As their power grew across Europe, they became known to the powers that be and governments looked to stamp them out. The Illuminati was declared a branch of the illegal Freemasonry organization and banned in 1785. Weishaupt was stripped of his position at the University of Ingolstadt and was eventually forced to flee Bavaria.
They likely wielded considerable influence on 18th-century Bavarian politics, but there is no evidence that the order still exists, nor is there any evidence of modern organizations having any significant ties to the original group.
To understand why they became linked to modern-day conspiracy theories, we have to fast-forward to the 1960s and the strange story of Operation Mindf*ck, a project started by Kerry Thornley, co-founder of a satirical religion called Discordianism, and Robert Anton Wilson, a journalist at Playboy magazine.
The pair of jokers believed the world was becoming too authoritarian and the only remedy was to sow anarchic chaos into the world. As BBC Future explains, they started sending fake letters to Playboy that blamed news events on the Illuminati. They’d then send more letters that contradict the previous letters, just to microdose confusion in the magazine’s readers.
Wilson went on to write The Illuminatus! Trilogy, together with Robert Shea. One of the main themes of the novel is that the characters of the story become entangled in a web of political cover-ups, including the assassinations of John F. Kennedy, Robert F. Kennedy, and Martin Luther King Jr.

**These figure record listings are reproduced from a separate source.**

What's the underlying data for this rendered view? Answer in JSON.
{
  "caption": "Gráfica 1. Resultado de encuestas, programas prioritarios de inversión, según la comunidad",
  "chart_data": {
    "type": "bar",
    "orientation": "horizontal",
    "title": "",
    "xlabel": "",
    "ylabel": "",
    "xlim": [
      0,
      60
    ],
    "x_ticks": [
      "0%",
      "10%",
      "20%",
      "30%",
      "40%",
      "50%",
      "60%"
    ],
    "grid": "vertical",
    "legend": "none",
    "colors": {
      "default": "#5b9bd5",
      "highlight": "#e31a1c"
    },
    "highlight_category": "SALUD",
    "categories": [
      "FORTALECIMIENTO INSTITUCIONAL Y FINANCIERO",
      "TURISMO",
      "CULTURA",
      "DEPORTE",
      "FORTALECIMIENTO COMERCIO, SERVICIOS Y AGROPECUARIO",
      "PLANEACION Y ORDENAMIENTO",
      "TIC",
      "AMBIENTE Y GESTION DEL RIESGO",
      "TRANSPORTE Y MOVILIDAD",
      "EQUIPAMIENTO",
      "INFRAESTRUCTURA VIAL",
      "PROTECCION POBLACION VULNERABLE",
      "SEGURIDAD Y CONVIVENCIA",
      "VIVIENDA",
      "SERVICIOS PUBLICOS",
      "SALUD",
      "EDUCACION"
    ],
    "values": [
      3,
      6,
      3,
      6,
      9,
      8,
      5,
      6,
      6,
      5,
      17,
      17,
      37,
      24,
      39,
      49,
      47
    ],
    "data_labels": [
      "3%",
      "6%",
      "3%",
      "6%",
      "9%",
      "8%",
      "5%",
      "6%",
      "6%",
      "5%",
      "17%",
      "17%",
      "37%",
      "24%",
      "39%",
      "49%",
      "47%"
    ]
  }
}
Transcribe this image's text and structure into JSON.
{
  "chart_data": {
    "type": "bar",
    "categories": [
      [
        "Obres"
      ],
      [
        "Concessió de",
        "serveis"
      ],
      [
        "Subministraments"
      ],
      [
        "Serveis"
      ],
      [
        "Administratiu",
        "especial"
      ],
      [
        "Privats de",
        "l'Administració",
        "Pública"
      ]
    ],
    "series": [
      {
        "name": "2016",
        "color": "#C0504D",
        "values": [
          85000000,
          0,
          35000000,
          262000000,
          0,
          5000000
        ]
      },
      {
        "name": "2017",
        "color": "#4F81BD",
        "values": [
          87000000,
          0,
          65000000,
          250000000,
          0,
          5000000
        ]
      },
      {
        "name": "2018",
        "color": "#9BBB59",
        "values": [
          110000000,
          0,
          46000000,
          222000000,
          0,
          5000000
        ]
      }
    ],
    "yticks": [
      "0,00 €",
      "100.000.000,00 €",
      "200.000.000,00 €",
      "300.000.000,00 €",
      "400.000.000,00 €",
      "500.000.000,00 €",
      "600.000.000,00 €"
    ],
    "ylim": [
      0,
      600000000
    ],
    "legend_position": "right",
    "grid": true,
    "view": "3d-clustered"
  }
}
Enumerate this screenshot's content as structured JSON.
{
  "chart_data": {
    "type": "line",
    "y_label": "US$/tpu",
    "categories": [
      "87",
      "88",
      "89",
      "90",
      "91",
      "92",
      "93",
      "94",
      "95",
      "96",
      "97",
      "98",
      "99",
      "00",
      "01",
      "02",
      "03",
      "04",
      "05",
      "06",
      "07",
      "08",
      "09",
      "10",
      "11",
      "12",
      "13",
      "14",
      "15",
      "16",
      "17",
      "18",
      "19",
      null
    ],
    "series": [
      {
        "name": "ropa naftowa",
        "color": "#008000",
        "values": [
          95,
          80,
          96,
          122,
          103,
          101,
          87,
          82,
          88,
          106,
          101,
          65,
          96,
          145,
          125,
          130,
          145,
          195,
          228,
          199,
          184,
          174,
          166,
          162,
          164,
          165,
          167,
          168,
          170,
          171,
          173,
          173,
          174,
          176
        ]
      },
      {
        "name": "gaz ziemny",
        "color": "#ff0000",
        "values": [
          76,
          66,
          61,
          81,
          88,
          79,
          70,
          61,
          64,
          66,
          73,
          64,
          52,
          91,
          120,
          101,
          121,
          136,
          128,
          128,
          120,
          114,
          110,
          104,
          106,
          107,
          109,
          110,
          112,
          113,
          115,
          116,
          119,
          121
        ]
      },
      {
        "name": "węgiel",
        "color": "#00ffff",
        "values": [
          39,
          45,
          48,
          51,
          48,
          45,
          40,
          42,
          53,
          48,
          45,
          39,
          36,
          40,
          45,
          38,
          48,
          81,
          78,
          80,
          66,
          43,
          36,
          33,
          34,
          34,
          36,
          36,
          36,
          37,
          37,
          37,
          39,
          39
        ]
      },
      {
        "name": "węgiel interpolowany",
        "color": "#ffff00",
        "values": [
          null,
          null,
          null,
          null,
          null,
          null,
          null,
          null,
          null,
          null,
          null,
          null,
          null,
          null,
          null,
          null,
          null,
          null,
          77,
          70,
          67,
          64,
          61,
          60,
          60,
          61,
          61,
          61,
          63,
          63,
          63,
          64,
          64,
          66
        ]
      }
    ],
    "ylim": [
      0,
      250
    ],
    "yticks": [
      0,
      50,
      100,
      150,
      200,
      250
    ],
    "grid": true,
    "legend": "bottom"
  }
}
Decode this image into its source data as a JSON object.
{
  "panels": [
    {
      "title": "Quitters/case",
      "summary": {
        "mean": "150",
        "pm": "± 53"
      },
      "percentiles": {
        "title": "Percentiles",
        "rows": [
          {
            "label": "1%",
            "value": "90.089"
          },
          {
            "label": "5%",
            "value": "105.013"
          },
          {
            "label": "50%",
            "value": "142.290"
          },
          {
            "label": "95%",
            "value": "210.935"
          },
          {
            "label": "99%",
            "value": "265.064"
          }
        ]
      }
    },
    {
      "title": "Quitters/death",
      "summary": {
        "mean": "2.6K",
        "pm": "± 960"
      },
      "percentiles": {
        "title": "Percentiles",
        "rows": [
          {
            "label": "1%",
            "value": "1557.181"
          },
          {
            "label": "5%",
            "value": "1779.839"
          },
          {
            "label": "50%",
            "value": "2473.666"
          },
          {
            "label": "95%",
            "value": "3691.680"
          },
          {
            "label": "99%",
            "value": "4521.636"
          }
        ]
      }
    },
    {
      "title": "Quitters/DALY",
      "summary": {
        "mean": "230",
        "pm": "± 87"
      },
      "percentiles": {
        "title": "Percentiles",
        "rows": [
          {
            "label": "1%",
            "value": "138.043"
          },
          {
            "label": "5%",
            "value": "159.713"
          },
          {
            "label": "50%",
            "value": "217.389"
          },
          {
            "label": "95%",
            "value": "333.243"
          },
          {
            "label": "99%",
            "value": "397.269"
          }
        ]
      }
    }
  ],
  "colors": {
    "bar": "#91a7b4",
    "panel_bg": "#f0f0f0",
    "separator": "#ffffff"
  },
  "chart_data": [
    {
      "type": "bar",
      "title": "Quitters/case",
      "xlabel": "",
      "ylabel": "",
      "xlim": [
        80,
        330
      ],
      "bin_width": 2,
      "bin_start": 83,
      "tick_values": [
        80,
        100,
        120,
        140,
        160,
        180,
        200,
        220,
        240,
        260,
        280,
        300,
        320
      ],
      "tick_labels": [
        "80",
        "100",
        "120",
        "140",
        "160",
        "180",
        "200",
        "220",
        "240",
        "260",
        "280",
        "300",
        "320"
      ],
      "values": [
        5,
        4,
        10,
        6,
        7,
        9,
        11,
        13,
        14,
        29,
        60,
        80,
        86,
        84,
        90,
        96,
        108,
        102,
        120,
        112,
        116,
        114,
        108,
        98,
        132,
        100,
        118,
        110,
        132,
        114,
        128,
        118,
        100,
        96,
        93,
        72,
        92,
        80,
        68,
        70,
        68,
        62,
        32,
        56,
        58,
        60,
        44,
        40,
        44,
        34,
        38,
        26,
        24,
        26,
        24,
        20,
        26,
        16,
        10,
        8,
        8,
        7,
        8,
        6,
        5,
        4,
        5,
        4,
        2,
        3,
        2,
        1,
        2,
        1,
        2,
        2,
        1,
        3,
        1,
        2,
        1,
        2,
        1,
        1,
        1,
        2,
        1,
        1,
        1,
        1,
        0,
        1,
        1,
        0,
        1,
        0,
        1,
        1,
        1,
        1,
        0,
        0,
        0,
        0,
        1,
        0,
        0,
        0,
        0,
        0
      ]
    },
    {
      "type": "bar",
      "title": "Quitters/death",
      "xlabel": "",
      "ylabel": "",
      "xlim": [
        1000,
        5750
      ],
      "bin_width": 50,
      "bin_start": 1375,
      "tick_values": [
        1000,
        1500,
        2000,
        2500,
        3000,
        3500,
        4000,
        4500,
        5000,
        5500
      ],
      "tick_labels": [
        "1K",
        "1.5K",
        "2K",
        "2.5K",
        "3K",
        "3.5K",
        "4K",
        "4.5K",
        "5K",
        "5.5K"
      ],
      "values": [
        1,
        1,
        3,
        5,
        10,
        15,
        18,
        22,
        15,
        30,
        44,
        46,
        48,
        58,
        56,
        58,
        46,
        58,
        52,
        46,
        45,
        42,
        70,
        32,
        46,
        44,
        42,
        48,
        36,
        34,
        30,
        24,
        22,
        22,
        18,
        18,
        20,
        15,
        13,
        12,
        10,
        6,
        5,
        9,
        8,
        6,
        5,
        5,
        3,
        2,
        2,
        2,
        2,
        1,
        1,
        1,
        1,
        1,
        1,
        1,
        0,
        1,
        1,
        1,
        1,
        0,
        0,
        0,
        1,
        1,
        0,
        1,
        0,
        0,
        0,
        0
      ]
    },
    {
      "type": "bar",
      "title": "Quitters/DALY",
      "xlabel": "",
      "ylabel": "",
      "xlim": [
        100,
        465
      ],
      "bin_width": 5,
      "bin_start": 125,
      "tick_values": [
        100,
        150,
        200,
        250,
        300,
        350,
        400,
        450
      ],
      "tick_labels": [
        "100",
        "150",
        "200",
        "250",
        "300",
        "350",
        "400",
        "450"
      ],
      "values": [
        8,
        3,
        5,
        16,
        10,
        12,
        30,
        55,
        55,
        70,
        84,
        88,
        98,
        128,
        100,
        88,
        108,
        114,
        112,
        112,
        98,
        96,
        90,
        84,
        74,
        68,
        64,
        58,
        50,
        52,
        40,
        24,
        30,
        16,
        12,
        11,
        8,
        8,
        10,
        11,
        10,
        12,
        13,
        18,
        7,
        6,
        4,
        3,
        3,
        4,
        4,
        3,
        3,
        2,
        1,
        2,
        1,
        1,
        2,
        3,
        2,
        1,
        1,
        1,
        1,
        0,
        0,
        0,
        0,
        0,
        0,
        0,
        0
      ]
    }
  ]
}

It’s an utterly bizarre book with a disorientating non-linear narrative that weaves between satire and science fiction, but it further cemented the idea that the Illuminati were steering the ship of history.
While it’s hard to know the true intention of these hijinks, they undoubtedly left a lasting impression on the world. Many of the old conspiracy theory tropes, such as why there’s a pyramid on the one-dollar bill, can be directly tied back to the words of Wilson, Thornley, and Shea.
With the proliferation of disinformation and conspiracy theories we see today, it is hard to know whether these agents of chaos would be pleased or horrified. It’s clear, however, that they certainly succeeded in shaking up the world, for better or for worse.